Before proper gun control is instituted.....or are you really that
afraid of everything?


Oz1...of the 3 twins.

I welcome you to crackerbox palace,
We've been expecting you.


Has nothing to do with gun control unless he purchased the guns at a gun
show, which does need reform.......has everything to do with how kids
are raised...an interesting statistic was mentioned on CNN yesterday by
an FBI profiler...the majority of college shootings are done by young
Asian men...the assumption made is that they do not understand other
cutures, are pressed for achievement, and flip out...Jim Jones used
grape KoolAid to kill off his clan....there is always a way..this was a
well=planned event...it was not a crime of instant passion...at any
rate, here in the state of VA, we're all pulverized...half the students
at VA Tech are from the Hampton Roads area...everyone is in a state of
communal shock...



And, they have easy access to guns, especially handguns. If you remove
that easy access, then they might have a chance to get help before 33
people die needlessly. Why don't you tell us it's "in the
Constitution" again if it makes you feel better.

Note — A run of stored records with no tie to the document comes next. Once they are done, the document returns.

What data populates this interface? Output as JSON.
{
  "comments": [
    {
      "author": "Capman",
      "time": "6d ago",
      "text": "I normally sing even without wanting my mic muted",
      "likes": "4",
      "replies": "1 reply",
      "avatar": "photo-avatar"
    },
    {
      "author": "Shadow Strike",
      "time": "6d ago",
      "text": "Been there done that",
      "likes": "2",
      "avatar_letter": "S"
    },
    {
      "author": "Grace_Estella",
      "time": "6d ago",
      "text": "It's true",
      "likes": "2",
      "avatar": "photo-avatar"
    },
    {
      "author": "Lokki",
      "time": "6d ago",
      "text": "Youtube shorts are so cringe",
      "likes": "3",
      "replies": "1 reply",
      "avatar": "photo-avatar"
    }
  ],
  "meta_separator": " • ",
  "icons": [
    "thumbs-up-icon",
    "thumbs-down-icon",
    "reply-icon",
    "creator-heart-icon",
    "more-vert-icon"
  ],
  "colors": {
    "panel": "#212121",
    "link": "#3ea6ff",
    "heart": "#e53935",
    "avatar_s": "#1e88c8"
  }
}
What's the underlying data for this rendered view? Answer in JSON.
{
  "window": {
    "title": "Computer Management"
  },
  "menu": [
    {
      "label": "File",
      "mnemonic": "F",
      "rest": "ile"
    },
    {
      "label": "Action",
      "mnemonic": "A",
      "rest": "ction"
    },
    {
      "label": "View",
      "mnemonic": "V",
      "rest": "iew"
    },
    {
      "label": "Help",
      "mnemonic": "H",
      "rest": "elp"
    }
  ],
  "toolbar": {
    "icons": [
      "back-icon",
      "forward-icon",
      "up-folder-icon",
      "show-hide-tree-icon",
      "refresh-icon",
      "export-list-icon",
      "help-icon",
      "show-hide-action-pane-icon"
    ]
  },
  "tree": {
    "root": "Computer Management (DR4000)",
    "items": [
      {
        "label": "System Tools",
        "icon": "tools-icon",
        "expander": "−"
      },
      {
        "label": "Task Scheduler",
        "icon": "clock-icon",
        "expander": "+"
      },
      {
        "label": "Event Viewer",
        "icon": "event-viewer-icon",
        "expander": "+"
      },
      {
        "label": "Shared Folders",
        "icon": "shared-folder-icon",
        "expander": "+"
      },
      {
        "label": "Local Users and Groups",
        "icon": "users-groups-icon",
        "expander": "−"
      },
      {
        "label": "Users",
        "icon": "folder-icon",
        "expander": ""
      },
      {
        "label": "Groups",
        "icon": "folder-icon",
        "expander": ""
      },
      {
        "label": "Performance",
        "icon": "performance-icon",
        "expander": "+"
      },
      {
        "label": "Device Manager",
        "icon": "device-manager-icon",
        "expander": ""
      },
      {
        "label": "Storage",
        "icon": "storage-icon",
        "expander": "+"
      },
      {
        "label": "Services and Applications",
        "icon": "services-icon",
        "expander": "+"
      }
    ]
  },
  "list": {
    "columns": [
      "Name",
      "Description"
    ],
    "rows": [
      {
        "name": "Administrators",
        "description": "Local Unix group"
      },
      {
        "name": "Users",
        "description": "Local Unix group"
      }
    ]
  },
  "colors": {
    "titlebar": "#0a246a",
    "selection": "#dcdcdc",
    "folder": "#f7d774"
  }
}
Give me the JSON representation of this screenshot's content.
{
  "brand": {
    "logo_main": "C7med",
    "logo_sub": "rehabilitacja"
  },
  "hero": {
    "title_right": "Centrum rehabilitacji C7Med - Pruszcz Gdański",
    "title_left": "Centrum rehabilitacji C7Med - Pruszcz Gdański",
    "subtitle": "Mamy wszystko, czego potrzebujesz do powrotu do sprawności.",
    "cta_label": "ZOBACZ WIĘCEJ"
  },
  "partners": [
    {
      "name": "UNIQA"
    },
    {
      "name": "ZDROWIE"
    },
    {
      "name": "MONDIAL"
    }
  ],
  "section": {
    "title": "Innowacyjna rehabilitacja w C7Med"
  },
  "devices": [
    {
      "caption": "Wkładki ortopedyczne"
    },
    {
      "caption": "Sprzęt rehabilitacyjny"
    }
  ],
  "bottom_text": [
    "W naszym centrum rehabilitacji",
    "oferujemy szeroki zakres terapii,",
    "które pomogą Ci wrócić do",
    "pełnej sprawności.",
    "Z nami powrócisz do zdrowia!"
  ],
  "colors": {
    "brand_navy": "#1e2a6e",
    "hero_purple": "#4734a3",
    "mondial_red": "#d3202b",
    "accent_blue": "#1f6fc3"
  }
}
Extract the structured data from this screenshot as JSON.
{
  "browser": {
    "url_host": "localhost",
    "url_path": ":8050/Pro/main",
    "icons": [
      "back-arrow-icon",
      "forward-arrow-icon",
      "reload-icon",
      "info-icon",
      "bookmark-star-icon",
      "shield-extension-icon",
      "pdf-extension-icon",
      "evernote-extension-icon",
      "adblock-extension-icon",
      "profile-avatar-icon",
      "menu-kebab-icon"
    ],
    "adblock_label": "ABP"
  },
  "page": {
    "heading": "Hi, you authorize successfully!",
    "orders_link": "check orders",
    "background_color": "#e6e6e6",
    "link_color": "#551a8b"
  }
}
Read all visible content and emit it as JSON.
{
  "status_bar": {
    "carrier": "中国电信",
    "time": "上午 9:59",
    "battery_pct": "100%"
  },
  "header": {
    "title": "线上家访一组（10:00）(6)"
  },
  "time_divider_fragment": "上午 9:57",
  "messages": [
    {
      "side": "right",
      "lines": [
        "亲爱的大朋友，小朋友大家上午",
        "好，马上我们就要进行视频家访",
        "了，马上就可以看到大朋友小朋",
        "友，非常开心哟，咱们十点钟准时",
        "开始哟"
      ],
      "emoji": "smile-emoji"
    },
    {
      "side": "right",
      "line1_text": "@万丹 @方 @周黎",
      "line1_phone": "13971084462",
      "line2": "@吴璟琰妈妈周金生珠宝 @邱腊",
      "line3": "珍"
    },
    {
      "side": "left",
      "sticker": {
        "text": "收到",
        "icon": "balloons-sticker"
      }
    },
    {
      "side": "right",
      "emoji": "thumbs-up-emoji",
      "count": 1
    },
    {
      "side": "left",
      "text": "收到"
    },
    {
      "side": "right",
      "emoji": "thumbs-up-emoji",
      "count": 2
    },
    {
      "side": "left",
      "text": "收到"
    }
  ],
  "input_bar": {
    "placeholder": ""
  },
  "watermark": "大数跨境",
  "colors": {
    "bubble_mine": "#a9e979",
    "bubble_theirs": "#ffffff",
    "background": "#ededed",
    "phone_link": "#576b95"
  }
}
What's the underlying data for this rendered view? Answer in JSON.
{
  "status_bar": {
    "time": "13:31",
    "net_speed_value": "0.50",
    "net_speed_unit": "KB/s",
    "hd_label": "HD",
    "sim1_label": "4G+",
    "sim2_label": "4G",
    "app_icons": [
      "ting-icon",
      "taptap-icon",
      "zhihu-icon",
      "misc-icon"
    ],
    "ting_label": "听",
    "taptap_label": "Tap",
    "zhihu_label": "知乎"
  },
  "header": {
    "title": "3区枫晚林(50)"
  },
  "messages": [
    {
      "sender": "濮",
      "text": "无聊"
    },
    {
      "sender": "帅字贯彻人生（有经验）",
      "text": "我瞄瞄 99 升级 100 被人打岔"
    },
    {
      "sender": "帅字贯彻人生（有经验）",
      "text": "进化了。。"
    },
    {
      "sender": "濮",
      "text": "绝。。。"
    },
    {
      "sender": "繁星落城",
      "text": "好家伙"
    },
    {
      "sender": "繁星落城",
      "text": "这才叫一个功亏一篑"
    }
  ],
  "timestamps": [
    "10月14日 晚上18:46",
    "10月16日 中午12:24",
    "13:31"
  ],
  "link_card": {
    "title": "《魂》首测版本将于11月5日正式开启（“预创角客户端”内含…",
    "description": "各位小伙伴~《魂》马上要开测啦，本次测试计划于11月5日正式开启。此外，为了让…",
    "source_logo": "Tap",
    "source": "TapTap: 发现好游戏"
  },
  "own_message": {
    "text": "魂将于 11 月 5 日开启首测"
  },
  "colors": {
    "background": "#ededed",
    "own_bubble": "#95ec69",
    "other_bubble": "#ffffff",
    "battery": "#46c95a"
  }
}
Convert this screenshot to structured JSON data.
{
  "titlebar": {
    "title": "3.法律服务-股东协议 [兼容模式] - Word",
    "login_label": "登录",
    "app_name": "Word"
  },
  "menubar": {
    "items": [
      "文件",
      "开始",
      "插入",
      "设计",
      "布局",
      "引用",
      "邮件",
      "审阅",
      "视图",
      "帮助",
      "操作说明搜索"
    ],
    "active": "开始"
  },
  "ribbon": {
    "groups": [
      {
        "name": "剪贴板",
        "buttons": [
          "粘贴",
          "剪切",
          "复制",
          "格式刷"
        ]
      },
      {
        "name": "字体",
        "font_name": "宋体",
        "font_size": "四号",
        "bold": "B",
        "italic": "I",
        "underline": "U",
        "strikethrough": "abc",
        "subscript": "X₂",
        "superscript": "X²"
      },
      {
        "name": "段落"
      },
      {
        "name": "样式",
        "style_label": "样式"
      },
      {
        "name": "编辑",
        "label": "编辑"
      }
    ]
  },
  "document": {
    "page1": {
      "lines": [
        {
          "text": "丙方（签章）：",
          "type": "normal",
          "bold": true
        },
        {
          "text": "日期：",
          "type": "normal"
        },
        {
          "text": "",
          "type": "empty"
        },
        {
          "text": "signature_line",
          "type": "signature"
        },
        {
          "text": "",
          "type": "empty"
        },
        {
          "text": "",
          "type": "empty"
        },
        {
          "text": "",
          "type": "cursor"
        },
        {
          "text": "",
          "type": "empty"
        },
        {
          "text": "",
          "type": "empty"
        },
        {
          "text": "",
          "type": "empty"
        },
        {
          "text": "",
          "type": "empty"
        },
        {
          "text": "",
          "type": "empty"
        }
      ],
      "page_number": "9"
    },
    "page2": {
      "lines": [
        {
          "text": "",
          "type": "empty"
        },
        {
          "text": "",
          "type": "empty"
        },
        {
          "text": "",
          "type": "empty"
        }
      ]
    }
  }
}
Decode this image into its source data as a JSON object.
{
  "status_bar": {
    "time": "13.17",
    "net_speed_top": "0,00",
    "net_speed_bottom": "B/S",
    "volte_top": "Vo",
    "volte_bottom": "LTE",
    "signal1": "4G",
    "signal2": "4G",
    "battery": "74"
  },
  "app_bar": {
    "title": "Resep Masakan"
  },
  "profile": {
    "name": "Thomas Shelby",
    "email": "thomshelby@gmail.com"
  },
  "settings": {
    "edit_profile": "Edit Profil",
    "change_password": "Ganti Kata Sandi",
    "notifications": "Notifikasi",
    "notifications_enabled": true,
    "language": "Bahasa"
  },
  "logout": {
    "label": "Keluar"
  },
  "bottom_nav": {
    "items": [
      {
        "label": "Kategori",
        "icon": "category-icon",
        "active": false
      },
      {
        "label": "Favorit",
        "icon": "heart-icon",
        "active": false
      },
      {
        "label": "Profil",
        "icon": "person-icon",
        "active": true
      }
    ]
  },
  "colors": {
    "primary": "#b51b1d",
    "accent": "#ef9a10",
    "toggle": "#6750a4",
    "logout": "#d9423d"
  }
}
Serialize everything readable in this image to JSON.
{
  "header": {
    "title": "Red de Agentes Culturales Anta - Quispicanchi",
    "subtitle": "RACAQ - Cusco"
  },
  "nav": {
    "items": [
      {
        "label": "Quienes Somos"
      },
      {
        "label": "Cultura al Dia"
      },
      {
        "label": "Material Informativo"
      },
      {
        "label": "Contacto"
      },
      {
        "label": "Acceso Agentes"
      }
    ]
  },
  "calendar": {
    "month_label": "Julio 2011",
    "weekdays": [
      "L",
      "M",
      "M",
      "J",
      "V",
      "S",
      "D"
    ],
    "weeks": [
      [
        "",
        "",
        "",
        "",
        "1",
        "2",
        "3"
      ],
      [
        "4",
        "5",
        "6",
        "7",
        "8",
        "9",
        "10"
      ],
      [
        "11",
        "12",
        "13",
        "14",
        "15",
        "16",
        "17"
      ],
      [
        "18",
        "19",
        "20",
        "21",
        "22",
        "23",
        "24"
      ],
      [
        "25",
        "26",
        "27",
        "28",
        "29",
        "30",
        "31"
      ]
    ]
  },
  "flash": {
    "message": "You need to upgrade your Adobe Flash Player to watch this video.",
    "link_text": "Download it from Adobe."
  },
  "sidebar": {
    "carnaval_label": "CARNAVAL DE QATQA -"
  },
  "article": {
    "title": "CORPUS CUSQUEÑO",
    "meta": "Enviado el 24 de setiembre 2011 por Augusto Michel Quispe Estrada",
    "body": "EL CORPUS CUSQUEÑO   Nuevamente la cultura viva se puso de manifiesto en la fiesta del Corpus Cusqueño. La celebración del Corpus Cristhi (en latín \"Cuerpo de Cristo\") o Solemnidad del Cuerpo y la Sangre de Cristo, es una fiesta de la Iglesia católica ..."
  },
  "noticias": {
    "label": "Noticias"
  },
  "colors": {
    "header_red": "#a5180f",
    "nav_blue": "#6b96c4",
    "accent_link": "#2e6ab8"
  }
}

Why not start putting insane people back in the institutions where they
belong so they don't jeopardize the lives and welfare of others? Turns
out the guy was clincally diagnosed and was referred by the university
for counseling becasue his creative writing assignments were so
disturbing that the instructor was concerned. And it is the
Constitution, Jon...obviously the American people have not come to a
different conclusion about that or they'd make the quorum to change it...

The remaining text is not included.